AFFORDABLE homes builder RBA Holdings yesterday reported a headline loss of 2.68c per share for the six months ended June, but said it expected a return to profitability from the second half of this year.
CEO AJ Rothman said the loss was mainly the result of “delays in certain projects which we expected to come through in the first half of the year”.
The AltX-listed group reported a 44% rise in revenue to R133.1m for the six-month period, and a total comprehensive loss of R11.1m.
Mr Rothman said RBA expected a return to profitability in the second half of the year, thanks to the expected launch of three major projects, “and the fact that we have now done quite a lot of work on restructuring our operational and sales sides of the business”.
The three major projects, in Orchards, Kirkney and Lehae, involved the development of freehold houses for sale. RBA was expecting “to roll out a minimum of 15 new houses on each of those sites per month”, he said.
Mr Rothman said a major focus for RBA “remains on reducing overall liabilities in the group”. During the period, RBA reduced its total liabilities by R50m, including interest-bearing debt of R34m.
“We have had a change in strategy from owning rental units to building and selling rental units — so we are continuing to look at how we can remove the remaining rental units from the balance sheet,” he said.
The group’s rental portfolio, valued at R74.9m, consists of rental units owned by the group that are currently not available for sale as a result of external equity partners holding a stake in these projects.
Consequently, RBA was investigating how these units could be converted to being available for sale, in order to further reduce gearing.
During the period, RBA sold 148 sectional title units in Protea Glen for R47m — that beginning of the roll-out of the new strategy of selling rental units.
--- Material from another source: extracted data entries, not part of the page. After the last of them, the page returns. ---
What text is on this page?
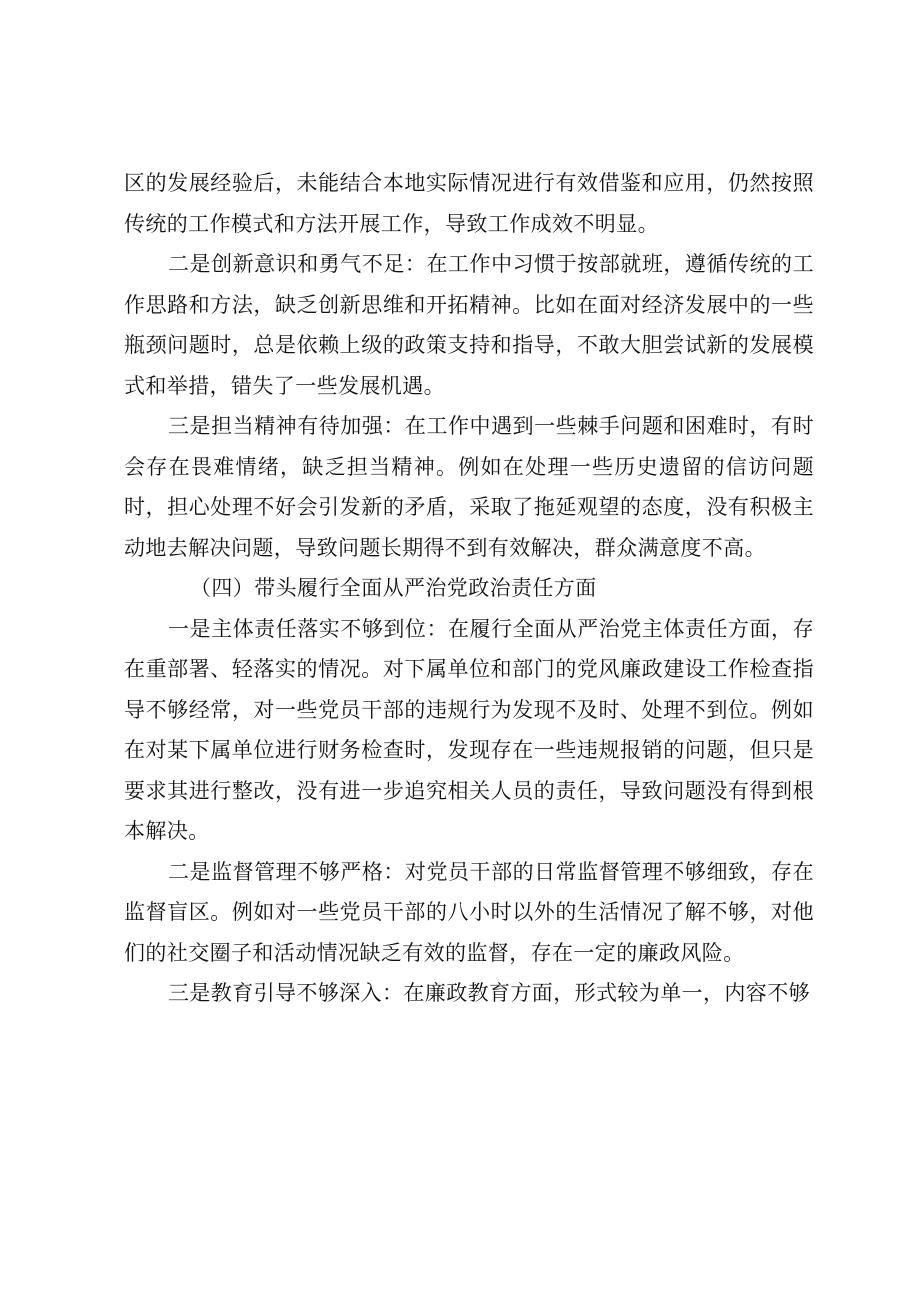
区的发展经验后，未能结合本地实际情况进行有效借鉴和应用，仍然按照传统的工作模式和方法开展工作，导致工作成效不明显。

二是创新意识和勇气不足：在工作中习惯于按部就班，遵循传统的工作思路和方法，缺乏创新思维和开拓精神。比如在面对经济发展中的一些瓶颈问题时，总是依赖上级的政策支持和指导，不敢大胆尝试新的发展模式和举措，错失了一些发展机遇。

三是担当精神有待加强：在工作中遇到一些棘手问题和困难时，有时会存在畏难情绪，缺乏担当精神。例如在处理一些历史遗留的信访问题时，担心处理不好会引发新的矛盾，采取了拖延观望的态度，没有积极主动地去解决问题，导致问题长期得不到有效解决，群众满意度不高。

（四）带头履行全面从严治党政治责任方面

一是主体责任落实不够到位：在履行全面从严治党主体责任方面，存在重部署、轻落实的情况。对下属单位和部门的党风廉政建设工作检查指导不够经常，对一些党员干部的违规行为发现不及时、处理不到位。例如在对某下属单位进行财务检查时，发现存在一些违规报销的问题，但只是要求其进行整改，没有进一步追究相关人员的责任，导致问题没有得到根本解决。

二是监督管理不够严格：对党员干部的日常监督管理不够细致，存在监督盲区。例如对一些党员干部的八小时以外的生活情况了解不够，对他们的社交圈子和活动情况缺乏有效的监督，存在一定的廉政风险。

三是教育引导不够深入：在廉政教育方面，形式较为单一，内容不够
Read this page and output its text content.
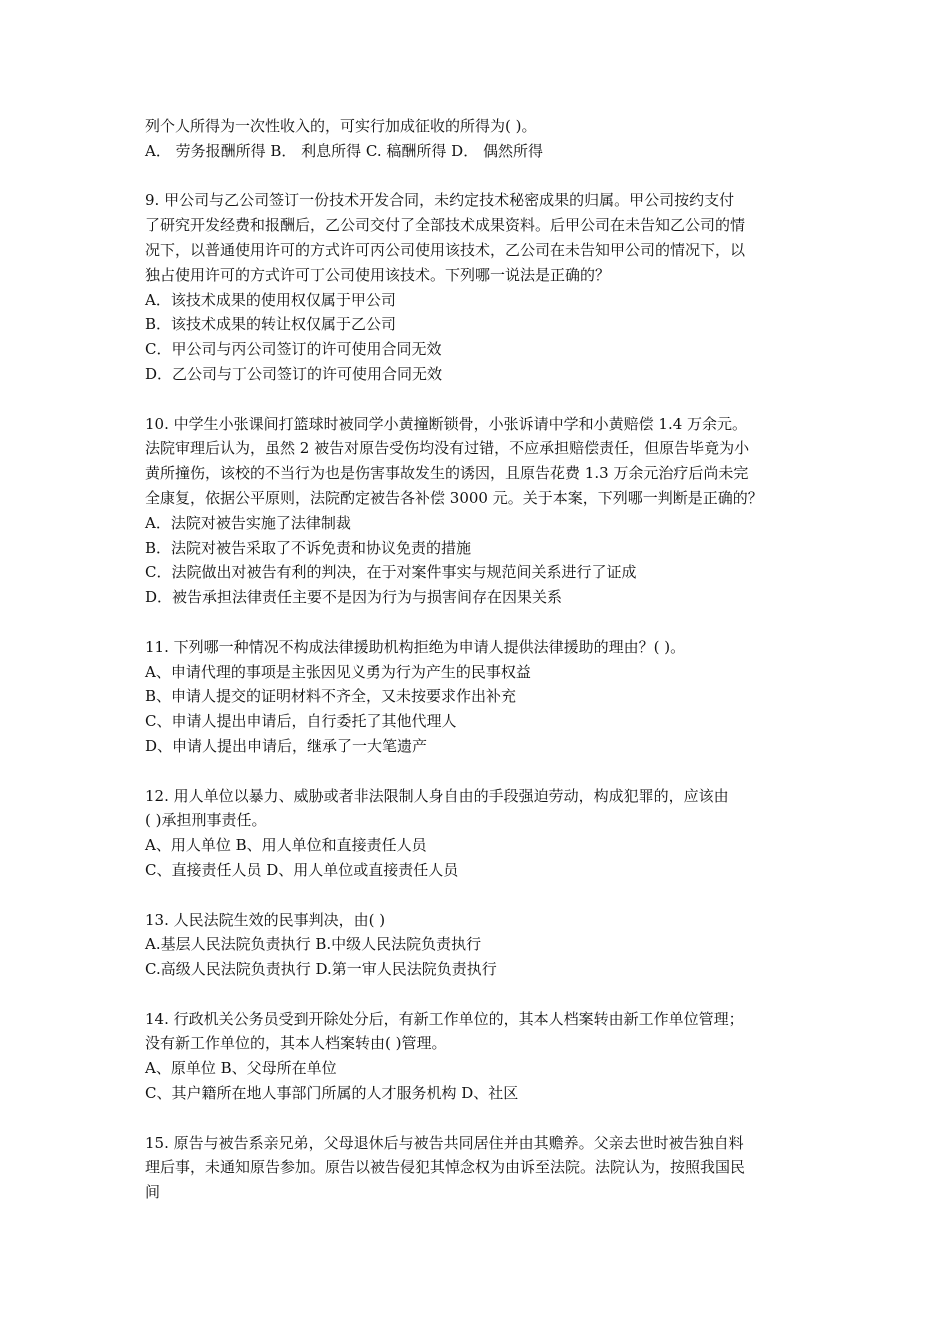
列个人所得为一次性收入的，可实行加成征收的所得为( )。

A． 劳务报酬所得 B． 利息所得 C. 稿酬所得 D． 偶然所得

9. 甲公司与乙公司签订一份技术开发合同，未约定技术秘密成果的归属。甲公司按约支付

了研究开发经费和报酬后，乙公司交付了全部技术成果资料。后甲公司在未告知乙公司的情

况下，以普通使用许可的方式许可丙公司使用该技术，乙公司在未告知甲公司的情况下，以

独占使用许可的方式许可丁公司使用该技术。下列哪一说法是正确的？

A．该技术成果的使用权仅属于甲公司

B．该技术成果的转让权仅属于乙公司

C．甲公司与丙公司签订的许可使用合同无效

D．乙公司与丁公司签订的许可使用合同无效

10. 中学生小张课间打篮球时被同学小黄撞断锁骨，小张诉请中学和小黄赔偿 1.4 万余元。

法院审理后认为，虽然 2 被告对原告受伤均没有过错，不应承担赔偿责任，但原告毕竟为小

黄所撞伤，该校的不当行为也是伤害事故发生的诱因，且原告花费 1.3 万余元治疗后尚未完

全康复，依据公平原则，法院酌定被告各补偿 3000 元。关于本案，下列哪一判断是正确的？

A．法院对被告实施了法律制裁

B．法院对被告采取了不诉免责和协议免责的措施

C．法院做出对被告有利的判决，在于对案件事实与规范间关系进行了证成

D．被告承担法律责任主要不是因为行为与损害间存在因果关系

11. 下列哪一种情况不构成法律援助机构拒绝为申请人提供法律援助的理由？( )。

A、申请代理的事项是主张因见义勇为行为产生的民事权益

B、申请人提交的证明材料不齐全，又未按要求作出补充

C、申请人提出申请后，自行委托了其他代理人

D、申请人提出申请后，继承了一大笔遗产

12. 用人单位以暴力、威胁或者非法限制人身自由的手段强迫劳动，构成犯罪的，应该由

( )承担刑事责任。

A、用人单位 B、用人单位和直接责任人员

C、直接责任人员 D、用人单位或直接责任人员

13. 人民法院生效的民事判决，由( )

A.基层人民法院负责执行 B.中级人民法院负责执行

C.高级人民法院负责执行 D.第一审人民法院负责执行

14. 行政机关公务员受到开除处分后，有新工作单位的，其本人档案转由新工作单位管理；

没有新工作单位的，其本人档案转由( )管理。

A、原单位 B、父母所在单位

C、其户籍所在地人事部门所属的人才服务机构 D、社区

15. 原告与被告系亲兄弟，父母退休后与被告共同居住并由其赡养。父亲去世时被告独自料

理后事，未通知原告参加。原告以被告侵犯其悼念权为由诉至法院。法院认为，按照我国民

间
He said RBA’s gearing “has certainly come down quite significantly over this period”.
During the period, the group successfully concluded a R10m rights offer.
The group had also been focusing on “improving the operational activities within the business — on the sales side and also on the construction side”.
Mr Rothman said: “Obviously, it doesn’t really help if you just return to profitability for six months — the group is now much better positioned, in terms of available projects, to be profitable through the course of next year as well”.
“Given where we have been, that is a significant change,” said Mr Rothman.
RBA said its medium and long term prospects “remain positive” given that the need for housing in SA still provided a significant opportunity for the group.
In addition, the government’s finance-linked individual subsidy programme had now been implemented for first-time home owners — meaning people earning up to R15,000 a month now qualified for housing subsidies.
“This will significantly enhance our target market’s ability to own houses,” RBA said.
The group also had the land, sales, administration and production capacity to meet forecast demand, it said.